Akşehir ilçesi öğretmenler arası anı-öykü yazma yarışmasında, birincilik (1984); Şair ve Yazarlar Derneği'nin düzenlediği öykü yarışmasında, dördüncülük (1992); Özgür Eğitim Yayınevi'nin Mevlüt Kaplan adına düzenlediği çocuk öyküleri edebiyat ödülleri yarışmasında, üçüncülük (2006) ödülü aldı.
Kitap resimleme çalışmaları da yapan sanatçının iki şiiri, ses sanatçısı, besteci Banu Kırbağ tarafından bestelendi ve kasette yer aldı.
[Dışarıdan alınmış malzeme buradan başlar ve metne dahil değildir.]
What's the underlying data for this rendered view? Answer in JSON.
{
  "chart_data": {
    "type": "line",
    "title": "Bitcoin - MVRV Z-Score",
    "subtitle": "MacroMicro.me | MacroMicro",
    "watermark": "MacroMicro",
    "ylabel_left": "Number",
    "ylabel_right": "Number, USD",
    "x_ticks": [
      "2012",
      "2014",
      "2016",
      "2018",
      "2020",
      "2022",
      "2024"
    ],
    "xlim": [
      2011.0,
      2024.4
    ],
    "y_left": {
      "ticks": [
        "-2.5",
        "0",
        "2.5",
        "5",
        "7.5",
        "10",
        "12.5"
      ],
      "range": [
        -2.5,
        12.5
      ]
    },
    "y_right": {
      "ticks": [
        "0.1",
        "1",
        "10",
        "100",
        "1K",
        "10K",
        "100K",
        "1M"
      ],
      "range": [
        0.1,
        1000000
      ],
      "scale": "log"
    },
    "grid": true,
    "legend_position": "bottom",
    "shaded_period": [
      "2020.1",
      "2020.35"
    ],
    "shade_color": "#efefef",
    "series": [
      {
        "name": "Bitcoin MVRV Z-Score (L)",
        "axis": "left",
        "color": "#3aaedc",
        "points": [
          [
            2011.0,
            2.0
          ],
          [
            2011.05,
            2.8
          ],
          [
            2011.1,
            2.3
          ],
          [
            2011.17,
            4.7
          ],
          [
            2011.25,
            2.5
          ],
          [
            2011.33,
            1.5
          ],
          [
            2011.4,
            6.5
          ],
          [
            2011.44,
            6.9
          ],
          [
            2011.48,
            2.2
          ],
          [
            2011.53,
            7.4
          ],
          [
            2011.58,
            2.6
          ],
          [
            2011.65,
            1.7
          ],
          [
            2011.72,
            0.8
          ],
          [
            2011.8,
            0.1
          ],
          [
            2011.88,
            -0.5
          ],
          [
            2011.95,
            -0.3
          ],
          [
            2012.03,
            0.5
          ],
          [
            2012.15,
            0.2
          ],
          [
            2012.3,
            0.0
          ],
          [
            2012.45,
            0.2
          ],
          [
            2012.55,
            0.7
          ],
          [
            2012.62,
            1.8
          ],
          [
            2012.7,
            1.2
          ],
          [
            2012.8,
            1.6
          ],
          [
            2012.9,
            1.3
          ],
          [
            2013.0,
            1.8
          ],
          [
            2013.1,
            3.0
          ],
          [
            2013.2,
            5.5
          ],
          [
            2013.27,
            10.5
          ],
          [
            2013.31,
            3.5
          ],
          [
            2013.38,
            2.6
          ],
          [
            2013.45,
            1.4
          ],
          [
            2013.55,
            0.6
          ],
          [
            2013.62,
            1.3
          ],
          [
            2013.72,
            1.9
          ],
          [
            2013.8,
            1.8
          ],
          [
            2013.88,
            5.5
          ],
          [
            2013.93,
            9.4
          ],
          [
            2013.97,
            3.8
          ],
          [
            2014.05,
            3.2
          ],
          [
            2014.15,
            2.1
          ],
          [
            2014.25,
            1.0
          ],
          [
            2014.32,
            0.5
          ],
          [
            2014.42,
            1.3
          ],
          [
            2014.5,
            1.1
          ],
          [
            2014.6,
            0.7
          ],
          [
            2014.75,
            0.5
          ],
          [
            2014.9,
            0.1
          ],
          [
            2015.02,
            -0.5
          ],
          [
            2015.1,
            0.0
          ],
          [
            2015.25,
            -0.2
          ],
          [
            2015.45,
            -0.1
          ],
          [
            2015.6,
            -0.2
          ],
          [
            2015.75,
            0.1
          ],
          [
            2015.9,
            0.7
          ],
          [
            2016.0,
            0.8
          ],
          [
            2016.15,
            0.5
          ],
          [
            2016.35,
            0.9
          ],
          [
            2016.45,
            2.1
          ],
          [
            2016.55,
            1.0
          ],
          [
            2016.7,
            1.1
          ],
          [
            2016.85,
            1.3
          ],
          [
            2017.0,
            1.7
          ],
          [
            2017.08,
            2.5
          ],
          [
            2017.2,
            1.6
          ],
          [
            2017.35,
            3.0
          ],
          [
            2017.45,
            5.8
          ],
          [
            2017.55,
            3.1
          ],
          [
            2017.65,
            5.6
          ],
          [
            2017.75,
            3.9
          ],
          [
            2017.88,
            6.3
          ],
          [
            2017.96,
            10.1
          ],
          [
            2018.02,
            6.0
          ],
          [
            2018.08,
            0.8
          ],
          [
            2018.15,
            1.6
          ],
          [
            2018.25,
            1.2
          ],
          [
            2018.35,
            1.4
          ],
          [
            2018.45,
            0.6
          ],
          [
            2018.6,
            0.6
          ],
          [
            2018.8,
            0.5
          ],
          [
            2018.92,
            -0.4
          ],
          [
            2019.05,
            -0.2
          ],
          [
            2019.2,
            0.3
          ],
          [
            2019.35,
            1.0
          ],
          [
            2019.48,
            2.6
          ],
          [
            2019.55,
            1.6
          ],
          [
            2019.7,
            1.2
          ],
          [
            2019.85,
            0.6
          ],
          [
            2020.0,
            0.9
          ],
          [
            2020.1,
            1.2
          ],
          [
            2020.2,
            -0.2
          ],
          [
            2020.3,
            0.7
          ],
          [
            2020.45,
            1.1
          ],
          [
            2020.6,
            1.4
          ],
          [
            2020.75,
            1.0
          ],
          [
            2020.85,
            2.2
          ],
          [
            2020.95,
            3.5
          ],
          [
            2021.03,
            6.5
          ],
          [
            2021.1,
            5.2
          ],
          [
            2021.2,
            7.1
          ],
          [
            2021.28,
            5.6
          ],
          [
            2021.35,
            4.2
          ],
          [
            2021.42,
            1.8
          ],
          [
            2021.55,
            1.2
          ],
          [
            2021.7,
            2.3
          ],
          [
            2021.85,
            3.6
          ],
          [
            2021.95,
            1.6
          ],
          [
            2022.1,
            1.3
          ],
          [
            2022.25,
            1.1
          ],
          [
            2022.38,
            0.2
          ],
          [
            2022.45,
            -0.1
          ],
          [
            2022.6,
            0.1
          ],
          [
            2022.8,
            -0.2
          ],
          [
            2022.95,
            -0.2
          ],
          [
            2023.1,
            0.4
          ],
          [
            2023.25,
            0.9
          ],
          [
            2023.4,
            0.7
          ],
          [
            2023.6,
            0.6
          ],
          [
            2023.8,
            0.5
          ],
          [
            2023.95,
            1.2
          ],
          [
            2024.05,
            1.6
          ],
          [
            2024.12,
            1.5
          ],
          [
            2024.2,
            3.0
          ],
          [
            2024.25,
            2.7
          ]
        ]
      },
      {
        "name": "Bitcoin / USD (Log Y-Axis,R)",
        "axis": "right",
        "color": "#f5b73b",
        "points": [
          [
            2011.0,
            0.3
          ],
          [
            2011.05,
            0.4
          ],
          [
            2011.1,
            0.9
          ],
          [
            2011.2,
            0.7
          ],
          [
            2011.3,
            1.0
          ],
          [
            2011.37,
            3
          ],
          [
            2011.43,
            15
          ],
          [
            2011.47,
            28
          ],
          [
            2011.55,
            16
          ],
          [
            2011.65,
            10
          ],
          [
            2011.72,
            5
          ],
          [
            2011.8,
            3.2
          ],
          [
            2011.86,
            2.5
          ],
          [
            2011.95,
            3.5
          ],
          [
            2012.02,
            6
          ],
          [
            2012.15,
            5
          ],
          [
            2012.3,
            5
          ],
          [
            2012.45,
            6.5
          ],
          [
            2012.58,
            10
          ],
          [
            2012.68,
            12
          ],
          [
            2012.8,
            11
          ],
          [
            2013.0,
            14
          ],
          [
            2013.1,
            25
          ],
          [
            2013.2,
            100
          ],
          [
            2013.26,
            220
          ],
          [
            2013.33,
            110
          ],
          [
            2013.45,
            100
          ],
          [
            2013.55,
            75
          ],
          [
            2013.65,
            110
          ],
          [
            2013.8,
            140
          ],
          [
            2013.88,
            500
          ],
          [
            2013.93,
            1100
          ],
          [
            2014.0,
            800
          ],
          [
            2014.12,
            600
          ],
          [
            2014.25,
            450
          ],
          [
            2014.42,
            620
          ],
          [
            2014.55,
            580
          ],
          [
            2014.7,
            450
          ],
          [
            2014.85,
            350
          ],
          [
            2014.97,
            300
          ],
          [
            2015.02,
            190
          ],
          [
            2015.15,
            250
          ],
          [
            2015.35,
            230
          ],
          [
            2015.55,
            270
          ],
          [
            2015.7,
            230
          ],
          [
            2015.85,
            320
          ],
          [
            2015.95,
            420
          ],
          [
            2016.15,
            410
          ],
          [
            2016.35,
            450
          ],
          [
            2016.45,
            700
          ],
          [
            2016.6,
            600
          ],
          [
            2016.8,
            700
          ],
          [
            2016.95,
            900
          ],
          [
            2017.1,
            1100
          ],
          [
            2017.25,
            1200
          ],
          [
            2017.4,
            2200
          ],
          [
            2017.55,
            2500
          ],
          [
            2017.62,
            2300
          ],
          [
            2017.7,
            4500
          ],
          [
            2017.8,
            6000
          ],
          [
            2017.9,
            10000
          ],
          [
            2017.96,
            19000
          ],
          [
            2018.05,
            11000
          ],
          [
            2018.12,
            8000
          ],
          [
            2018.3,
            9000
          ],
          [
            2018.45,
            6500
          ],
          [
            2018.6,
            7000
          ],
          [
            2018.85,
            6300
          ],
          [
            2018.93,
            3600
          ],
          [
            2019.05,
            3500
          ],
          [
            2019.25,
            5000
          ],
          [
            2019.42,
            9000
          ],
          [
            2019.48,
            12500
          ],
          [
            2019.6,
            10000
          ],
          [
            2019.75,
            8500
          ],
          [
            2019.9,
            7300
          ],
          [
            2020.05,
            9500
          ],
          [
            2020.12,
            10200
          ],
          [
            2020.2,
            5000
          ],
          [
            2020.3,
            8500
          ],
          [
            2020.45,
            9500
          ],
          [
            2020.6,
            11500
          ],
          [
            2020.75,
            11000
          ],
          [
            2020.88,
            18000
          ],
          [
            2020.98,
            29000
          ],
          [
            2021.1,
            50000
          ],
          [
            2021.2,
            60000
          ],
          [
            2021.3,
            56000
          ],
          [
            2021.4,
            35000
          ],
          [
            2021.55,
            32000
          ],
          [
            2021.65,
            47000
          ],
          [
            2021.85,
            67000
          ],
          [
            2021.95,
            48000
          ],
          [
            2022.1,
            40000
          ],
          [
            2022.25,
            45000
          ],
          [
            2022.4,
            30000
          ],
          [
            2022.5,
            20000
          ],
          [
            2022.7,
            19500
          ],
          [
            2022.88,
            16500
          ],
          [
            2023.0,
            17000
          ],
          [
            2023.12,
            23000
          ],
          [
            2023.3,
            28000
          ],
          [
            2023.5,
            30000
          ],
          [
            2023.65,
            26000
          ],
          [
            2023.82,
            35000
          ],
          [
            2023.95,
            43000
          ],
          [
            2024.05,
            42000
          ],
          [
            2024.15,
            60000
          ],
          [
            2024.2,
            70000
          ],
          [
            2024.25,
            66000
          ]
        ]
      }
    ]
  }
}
Öğretmenlikten emekli olduktan sonra İzmir'e yerleşen Odabaşıoğlu, Karikatürcüler Derneği, Edebiyatçılar Derneği, Türkiye Yazarlar Sendikası, MESAM ve BESAM üyesidir.
KALABALIK YALNIZLIK
bir kalın kabuklu ağaca
bir kafesteki kuşa
bir ince daldaki çiçeğe
dokunduğumuz gibi
dokunamadık birbirimize
bir dokunsak
ah bir dokunabilsek ellerimizle
ya da hiç olmazsa gözlerimizle
biliyorum temizlenecek
ilk çocukluğumuzda
korkularla beslenen ruhumuz
ve dağılacak
içimizdeki kalabalık yalnızlık
YEŞİLIRMAK
1.
orman yeşili desem / değil
ördek başına da benzemez
bahar yeşili desem / değil
ceviz kabuğuna da benzemez
bu benim yakından tanıdığım yeşil
sanki
dövülmüş
kaynatılmış
süzülmüş de
öylece karışmış yeşilırmak'ın suyuna
oturup kıyısının danteline
gözlerine bakar gibi bakarım
yeşilırmak'ın yeşiline.
YEŞİLIRMAK
6.
bütün gün kendini seyretmiş güneş
yüzünün aynasında
yüzü gözü ışık içinde
bir orman kendini çoğaltmış durmadan
yüzünün aynasında
yüzü gözü renk içinde
soluklanmış kanatlı bir rüzgar
yüzünün aynasında
yüzü gözü ses içinde
açmaya durmuş bir tomurcuk çiçek
eğilip yüzünün aynasında
yüzü gözü koku içinde
üzerindeyken
ışığı rengi sesi ve kokusu
şimdi vakit geçirmeden
yeşilırmak'tan geçirin beni
ya da
yeşilırmak'tan bir damla su içirin bana.
SAKARYA
6.
sakarya'da su yerine
sanki süvariler akıyor
süvariler
at üstünde birer dev yontu süvariler
mustafa kemal'in süvarileri
coşkuyla şaha kalkıyor
yirmi iki gece
yirmi iki gündüz
soluklarıyla fırtınalar koparan
atlar ve süvariler
atlar ve süvariler
ve peşlerinden köpük köpük koşan
sakaryalı sular
bilmem kaç kahraman yıldızı
çoğaltıyor durmadan.
GEDİZ
1.
bunca rüzgara
yağmura
tufana
kara kışa dayanırım da
dayanamam bir tek vedana
vedan acılı ağlatmalı
vedan zorlu zorba
ha bir çiçeği koparır dalından
ha bir gediz'i koparır coğrafyadan.
ÇORUH
1.
çıkıp sınırından ülkemin
yanlış bir zamanda
yanlış bir sevdaya tutulmuşcasına
yankılanırken sularının çığlığı
akışında çoruh'un
gün yorgun
gözlerimle gördüm
tanığım ben
çürüyen kayalar da
tanıktır buna
bu yüzdendir hep
kendini yeniler durur
bir ertesi şafakta gün
çoruh suyunda.
FIRAT
9.
avuç içi kadar yüzünün bir yarısı
soğuk vurmuş yüzünü
ne çok kavrulmuş
ve güneş yakmış en çok
yüzünün erozyonuna fırat suyu gerek
bir koşu alır gelirim
bekle biraz.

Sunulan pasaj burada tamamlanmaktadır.